How Marketers Can Protect Their Online Ad Dollars from Fraud

COVID-19 changed B2B marketing strategies from the outside. It interrupts conferences, events, and fairs that increase the scope of action and give more attention and importance to digital advertising.

As more and more companies increase their digital advertising efforts, scammers, spammers, and bots are on the move. Some marketers are aware of the imminent threat – if you advertise online without proactive fraud prevention, you are almost certain that your criminals who want to steal your marketing money for you will fall victim.

Whether you’ve been advertising online for years or just entering the world of digital marketing, despite the chaos of COVID-19, clear signs of fraud can be seen at a time when all business processes are under scrutiny.

Identifying these signs may indicate that large portions of advertising spending are consumed by fraudulent activities.

Recognition of signs of advertising fraud

Advertisers are estimated to have lost $ 44 million a day to fraudulent traffic in 2018.

Unfortunately, there is always widespread fraud and fraud – the biggest indication that you can lose money from ad fraud is simply that you are advertising online.

There is rarely a red flag or warning sign indicating the presence of advertising fraud, due to its widespread. The fraudulent activity has probably distorted your campaign metrics and KPI forecasts for so long that it is impossible to determine what is “normal”.

When many of your other marketing levers, such as trading opportunities and opportunities, are unavailable, it is more important than ever to make sure your digital spending is working. By avoiding ad fraud and invalid traffic, marketers have the ability to trigger up to 30% of their budgets previously wasted on ad fraud.

This gives your budget a bonus so that your campaigns can reach more people without having to ask your managers for a budget increase.

Indicators to watch

Within the marketing metrics, there are the following indicators to be considered when containing fraud and maximizing advertising expenses.

You’ll get a lot of clicks, but few conversions

One of the most obvious signs of advertising fraud is a flow of clicks and referrals, as well as a very low conversion rate.

This type of fraud has many names and consists of different tactics (flood, clicks in the mail, etc.), but the result is always a wasted expense

  • With pay-per-click ads, each fraudulent click reduces ad budgets.
  • In high-quality ads, where the conversion occurs after the click, scammers allow spam to steal a conversion so that it looks like they’ve made the last click, reaping the incentive.

At first glance, this fraudulent traffic on a marketing dashboard looks like regular traffic, which means it usually loses results and budgets and distorts basic data years before it was discovered.

And if COVID-19 also causes fluctuations in its benchmarks due to changes in its customer base, the baseline will be exponentially distorted.

Recognizing a problem is the first step in finding a solution, such as implementing ad fraud prevention software and restructuring your budget.

Traffic sources are obscured

To rediscover this sign of advertising fraud, just print and visit. If, if you take a closer look, you discover a large amount of traffic from restricted ad tracking devices (LAT), new or unique devices, VPNs, or anonymous visitors, this can become a fraudulent activity that is being deliberately overshadowed.

Some obscure traffic is normal, so it can be difficult to determine what is real and what is hurting you’re spending. Start by identifying the sources of this hidden traffic.

If there is a lot of traffic coming from individual partners, sub-partners, or site IDs, there is likely to be a great opportunity to clean up these sources. The resulting savings can still be attributed to the sources of actual traffic.

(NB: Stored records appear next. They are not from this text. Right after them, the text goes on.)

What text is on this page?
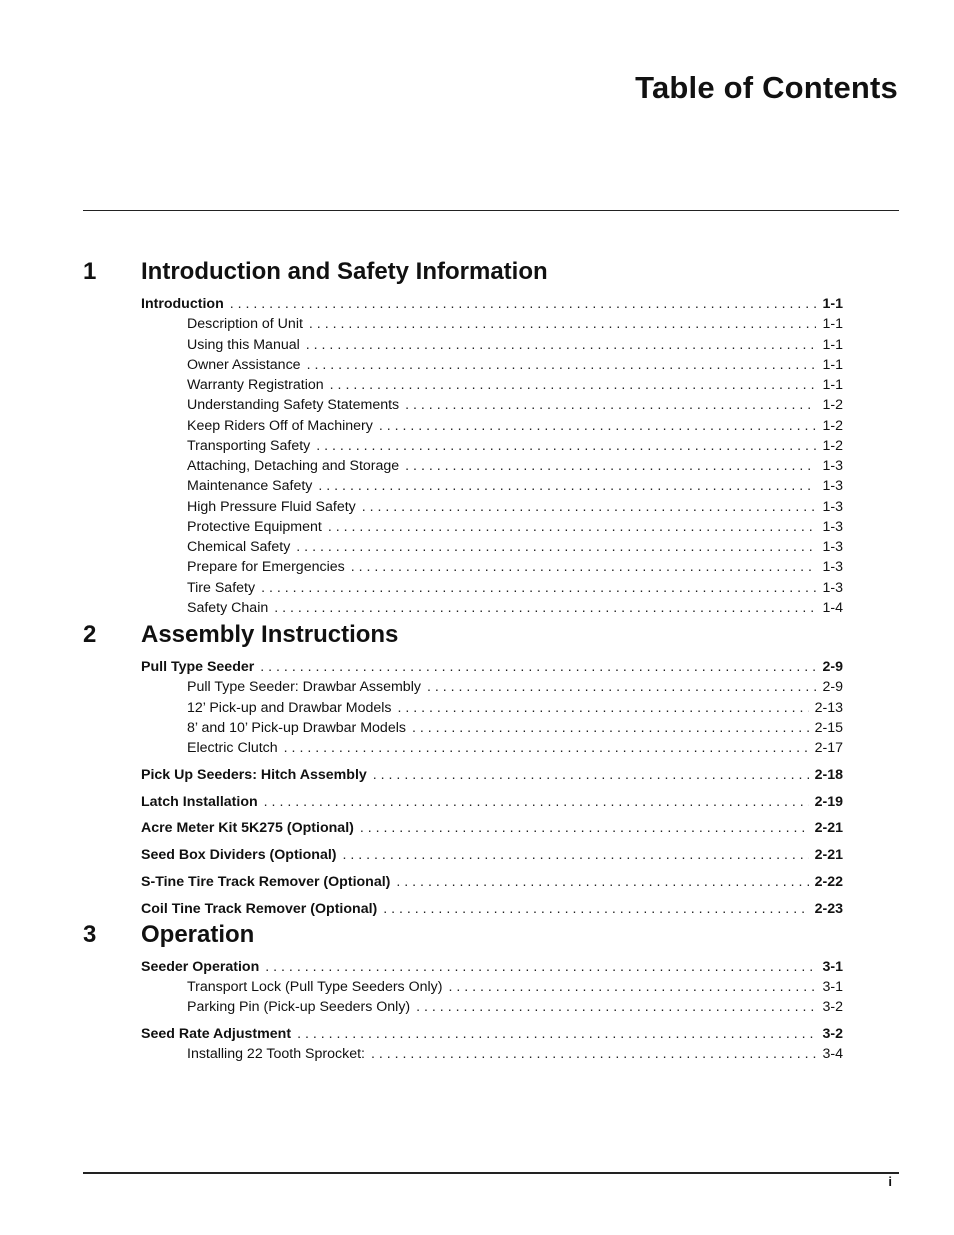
Table of Contents
1	Introduction and Safety Information
Introduction . . .	1-1
Description of Unit . . .	1-1
Using this Manual . . .	1-1
Owner Assistance . . .	1-1
Warranty Registration . . .	1-1
Understanding Safety Statements . . .	1-2
Keep Riders Off of Machinery . . .	1-2
Transporting Safety . . .	1-2
Attaching, Detaching and Storage . . .	1-3
Maintenance Safety . . .	1-3
High Pressure Fluid Safety . . .	1-3
Protective Equipment . . .	1-3
Chemical Safety . . .	1-3
Prepare for Emergencies . . .	1-3
Tire Safety . . .	1-3
Safety Chain . . .	1-4
2	Assembly Instructions
Pull Type Seeder . . .	2-9
Pull Type Seeder: Drawbar Assembly . . .	2-9
12’ Pick-up and Drawbar Models . . .	2-13
8’ and 10’ Pick-up Drawbar Models . . .	2-15
Electric Clutch . . .	2-17
Pick Up Seeders: Hitch Assembly . . .	2-18
Latch Installation . . .	2-19
Acre Meter Kit 5K275 (Optional) . . .	2-21
Seed Box Dividers (Optional) . . .	2-21
S-Tine Tire Track Remover (Optional) . . .	2-22
Coil Tine Track Remover (Optional) . . .	2-23
3	Operation
Seeder Operation . . .	3-1
Transport Lock (Pull Type Seeders Only) . . .	3-1
Parking Pin (Pick-up Seeders Only) . . .	3-2
Seed Rate Adjustment . . .	3-2
Installing 22 Tooth Sprocket: . . .	3-4
i
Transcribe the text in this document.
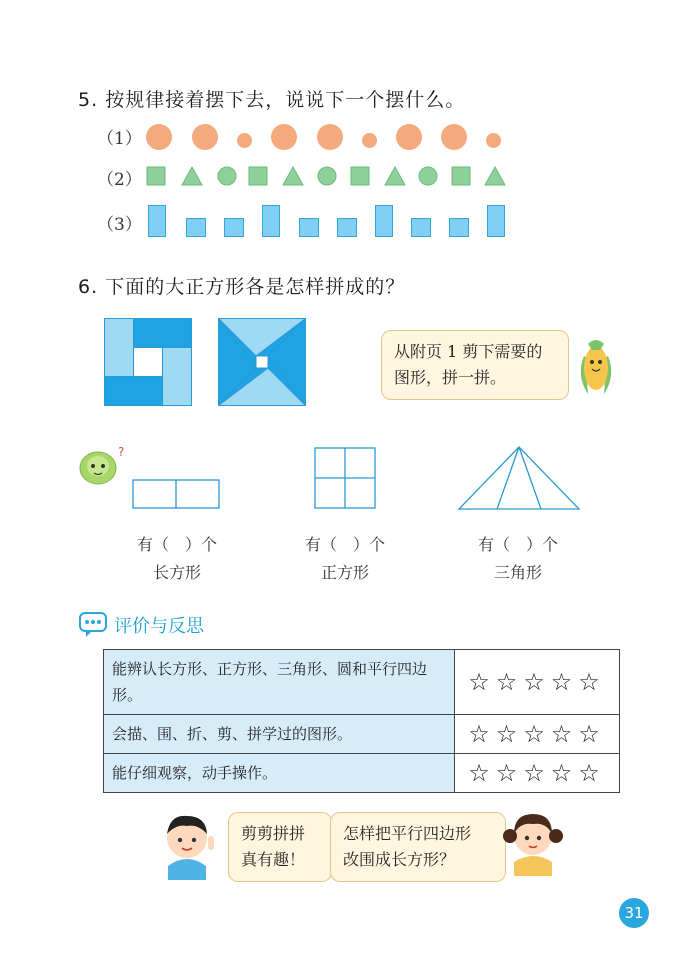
5. 按规律接着摆下去，说说下一个摆什么。
（1）
（2）
（3）
6. 下面的大正方形各是怎样拼成的？
从附页 1 剪下需要的
图形，拼一拼。
?
有（ ）个
长方形
有（ ）个
正方形
有（ ）个
三角形
评价与反思
能辨认长方形、正方形、三角形、圆和平行四边形。	☆☆☆☆☆
会描、围、折、剪、拼学过的图形。	☆☆☆☆☆
能仔细观察，动手操作。	☆☆☆☆☆
剪剪拼拼
真有趣！
怎样把平行四边形
改围成长方形？
31
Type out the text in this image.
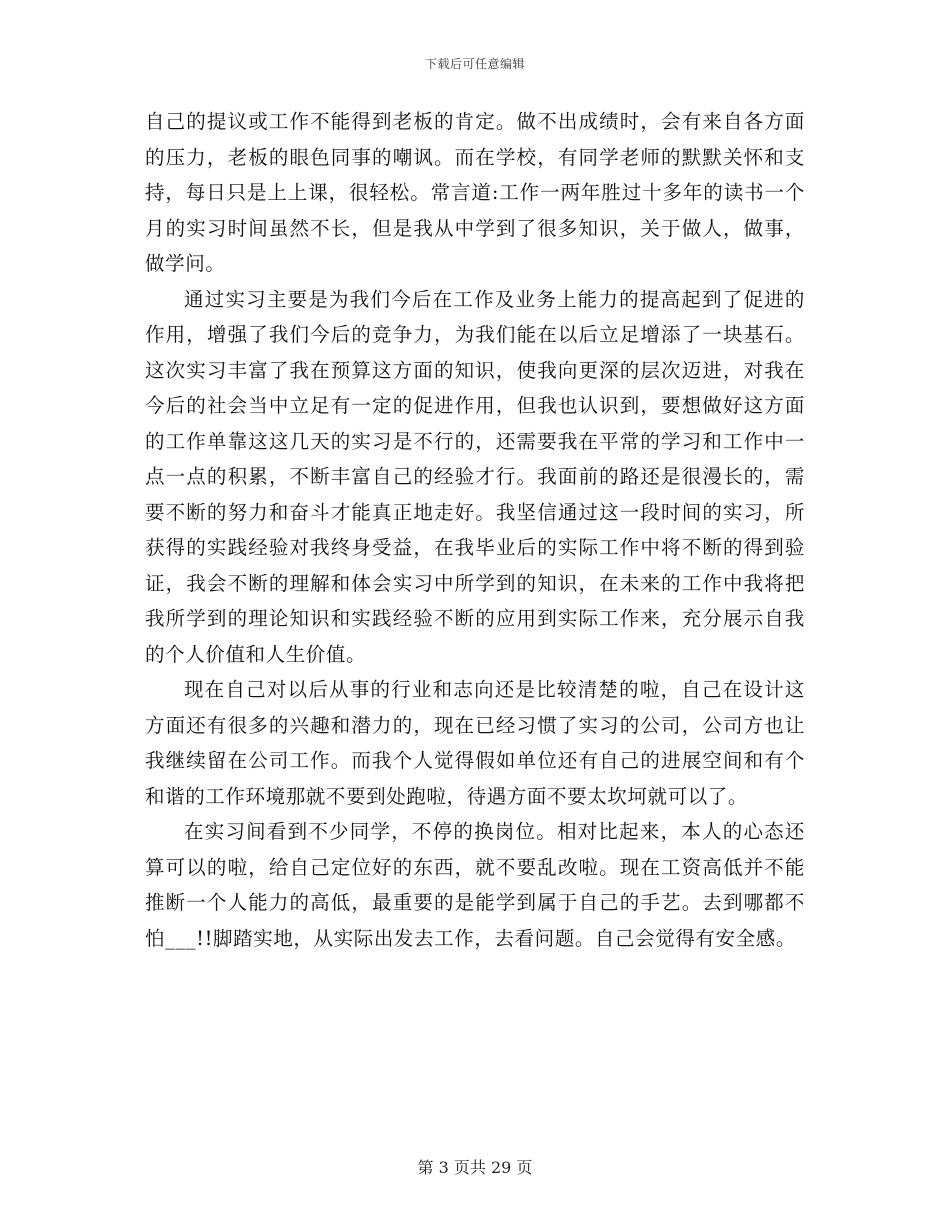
下载后可任意编辑

自己的提议或工作不能得到老板的肯定。做不出成绩时，会有来自各方面的压力，老板的眼色同事的嘲讽。而在学校，有同学老师的默默关怀和支持，每日只是上上课，很轻松。常言道:工作一两年胜过十多年的读书一个月的实习时间虽然不长，但是我从中学到了很多知识，关于做人，做事，做学问。

通过实习主要是为我们今后在工作及业务上能力的提高起到了促进的作用，增强了我们今后的竞争力，为我们能在以后立足增添了一块基石。这次实习丰富了我在预算这方面的知识，使我向更深的层次迈进，对我在今后的社会当中立足有一定的促进作用，但我也认识到，要想做好这方面的工作单靠这这几天的实习是不行的，还需要我在平常的学习和工作中一点一点的积累，不断丰富自己的经验才行。我面前的路还是很漫长的，需要不断的努力和奋斗才能真正地走好。我坚信通过这一段时间的实习，所获得的实践经验对我终身受益，在我毕业后的实际工作中将不断的得到验证，我会不断的理解和体会实习中所学到的知识，在未来的工作中我将把我所学到的理论知识和实践经验不断的应用到实际工作来，充分展示自我的个人价值和人生价值。

现在自己对以后从事的行业和志向还是比较清楚的啦，自己在设计这方面还有很多的兴趣和潜力的，现在已经习惯了实习的公司，公司方也让我继续留在公司工作。而我个人觉得假如单位还有自己的进展空间和有个和谐的工作环境那就不要到处跑啦，待遇方面不要太坎坷就可以了。

在实习间看到不少同学，不停的换岗位。相对比起来，本人的心态还算可以的啦，给自己定位好的东西，就不要乱改啦。现在工资高低并不能推断一个人能力的高低，最重要的是能学到属于自己的手艺。去到哪都不怕___!!脚踏实地，从实际出发去工作，去看问题。自己会觉得有安全感。

第 3 页共 29 页
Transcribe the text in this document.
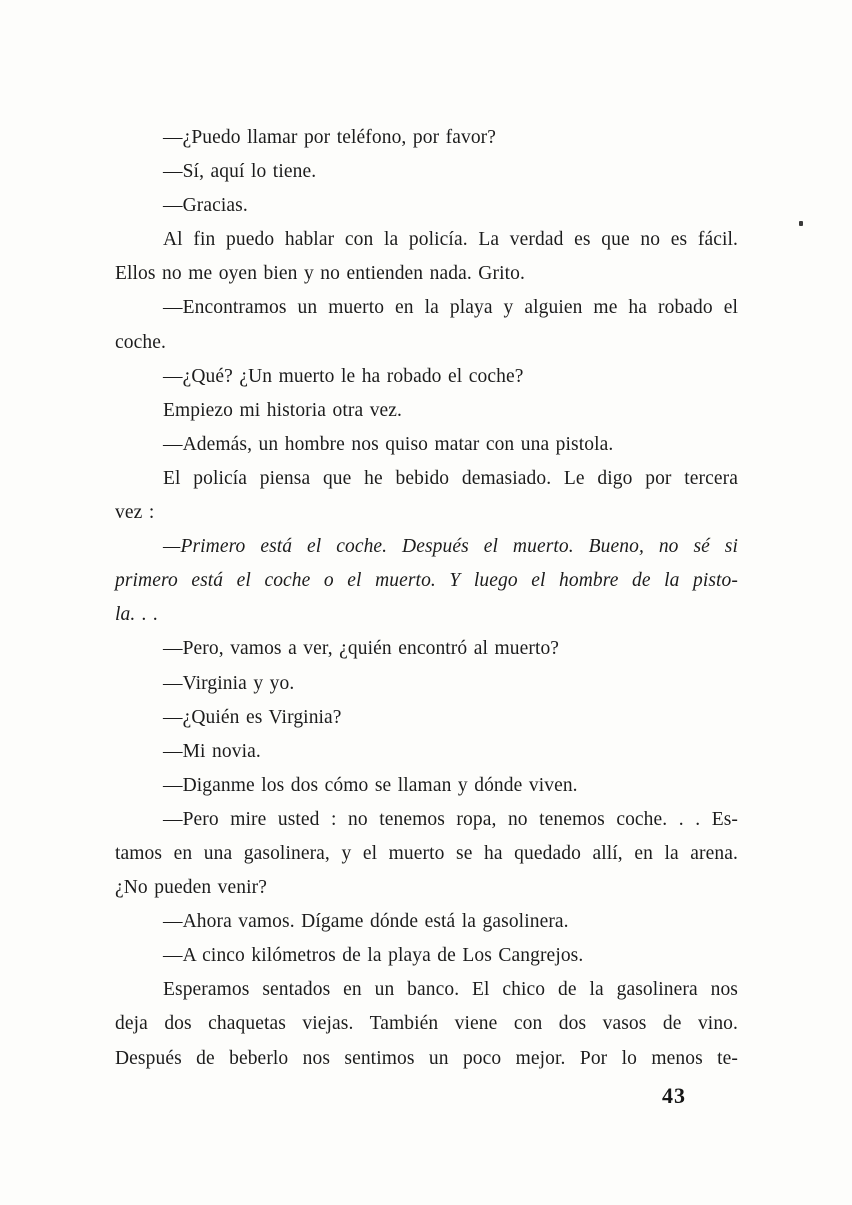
—¿Puedo llamar por teléfono, por favor?
—Sí, aquí lo tiene.
—Gracias.
Al fin puedo hablar con la policía. La verdad es que no es fácil.
Ellos no me oyen bien y no entienden nada. Grito.
—Encontramos un muerto en la playa y alguien me ha robado el
coche.
—¿Qué? ¿Un muerto le ha robado el coche?
Empiezo mi historia otra vez.
—Además, un hombre nos quiso matar con una pistola.
El policía piensa que he bebido demasiado. Le digo por tercera
vez :
—Primero está el coche. Después el muerto. Bueno, no sé si
primero está el coche o el muerto. Y luego el hombre de la pisto-
la. . .
—Pero, vamos a ver, ¿quién encontró al muerto?
—Virginia y yo.
—¿Quién es Virginia?
—Mi novia.
—Diganme los dos cómo se llaman y dónde viven.
—Pero mire usted : no tenemos ropa, no tenemos coche. . . Es-
tamos en una gasolinera, y el muerto se ha quedado allí, en la arena.
¿No pueden venir?
—Ahora vamos. Dígame dónde está la gasolinera.
—A cinco kilómetros de la playa de Los Cangrejos.
Esperamos sentados en un banco. El chico de la gasolinera nos
deja dos chaquetas viejas. También viene con dos vasos de vino.
Después de beberlo nos sentimos un poco mejor. Por lo menos te-
43
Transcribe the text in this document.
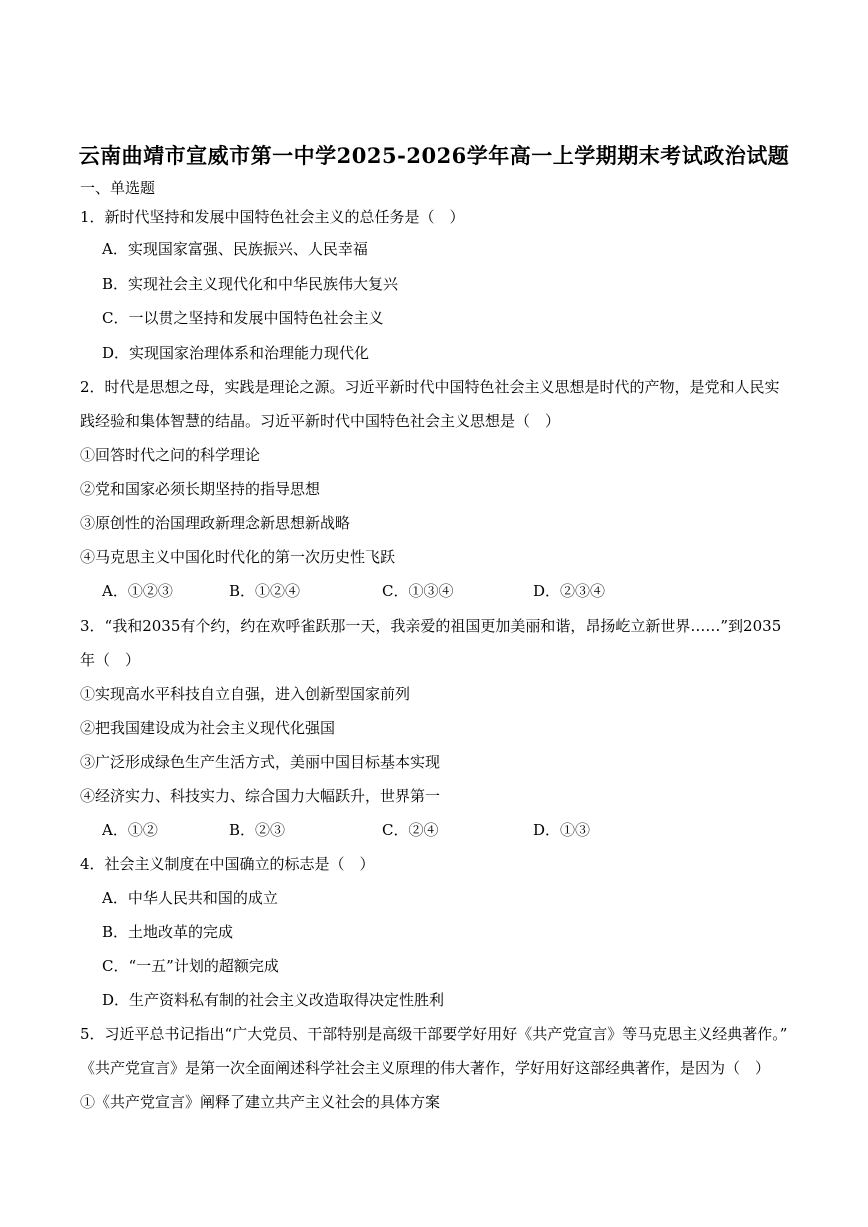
云南曲靖市宣威市第一中学2025-2026学年高一上学期期末考试政治试题
一、单选题
1．新时代坚持和发展中国特色社会主义的总任务是（　）
A．实现国家富强、民族振兴、人民幸福
B．实现社会主义现代化和中华民族伟大复兴
C．一以贯之坚持和发展中国特色社会主义
D．实现国家治理体系和治理能力现代化
2．时代是思想之母，实践是理论之源。习近平新时代中国特色社会主义思想是时代的产物，是党和人民实
践经验和集体智慧的结晶。习近平新时代中国特色社会主义思想是（　）
①回答时代之问的科学理论
②党和国家必须长期坚持的指导思想
③原创性的治国理政新理念新思想新战略
④马克思主义中国化时代化的第一次历史性飞跃
A．①②③	B．①②④	C．①③④	D．②③④
3．“我和2035有个约，约在欢呼雀跃那一天，我亲爱的祖国更加美丽和谐，昂扬屹立新世界……”到2035
年（　）
①实现高水平科技自立自强，进入创新型国家前列
②把我国建设成为社会主义现代化强国
③广泛形成绿色生产生活方式，美丽中国目标基本实现
④经济实力、科技实力、综合国力大幅跃升，世界第一
A．①②	B．②③	C．②④	D．①③
4．社会主义制度在中国确立的标志是（　）
A．中华人民共和国的成立
B．土地改革的完成
C．“一五”计划的超额完成
D．生产资料私有制的社会主义改造取得决定性胜利
5．习近平总书记指出“广大党员、干部特别是高级干部要学好用好《共产党宣言》等马克思主义经典著作。”
《共产党宣言》是第一次全面阐述科学社会主义原理的伟大著作，学好用好这部经典著作，是因为（　）
①《共产党宣言》阐释了建立共产主义社会的具体方案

As an indicator, the signal becomes much more difficult to detect. Apple’s privacy-focused updates from iOS 14 make all user traffic in this version completely anonymous and impossible to detect.

In the future, a high percentage of anonymous user traffic will no longer be an anomalous indication of invalid traffic and this will become normal. In fact, I suspect that we will see a lot of simulated activity from devices running this operating system, where scammers are using this update to cover up traffic.

User behavior is strange or impossible

If user behavior is so strange that it does not seem possible, it is probably because it is not.

Look for strange patterns in your data that could indicate bots or automated systems increasing your marketing budget:

  • Are there multiple clicks from the same user at the same time?
  • What about visits by the same user from different parts of the world on the same day?
  • Are potential customers suddenly silent during events and communication after the conversion?

Few companies will prepare the resources and analysis to allow this type of analysis, but some specialists can help you to achieve transparency in the quality of traffic.

The key is to get exposure first so that you can see the true magnitude of the impact of advertising fraud on your advertising efforts.


In fact, advertising fraud comes in so many forms and levels of sophistication that hundreds of equally sophisticated data points and analyzes are needed to be discovered. The fraudulent traffic exposed by the three indicators above barely scratches the surface.

Marketers have the opportunity to use the tools available on the market to identify and eliminate threats that are undermining their advertising budgets, as the economic crisis hinders other efforts.

Fraud detection can improve your ad performance, but it’s also starting to establish new, more realistic baselines that can better target your ad spend in the years to come.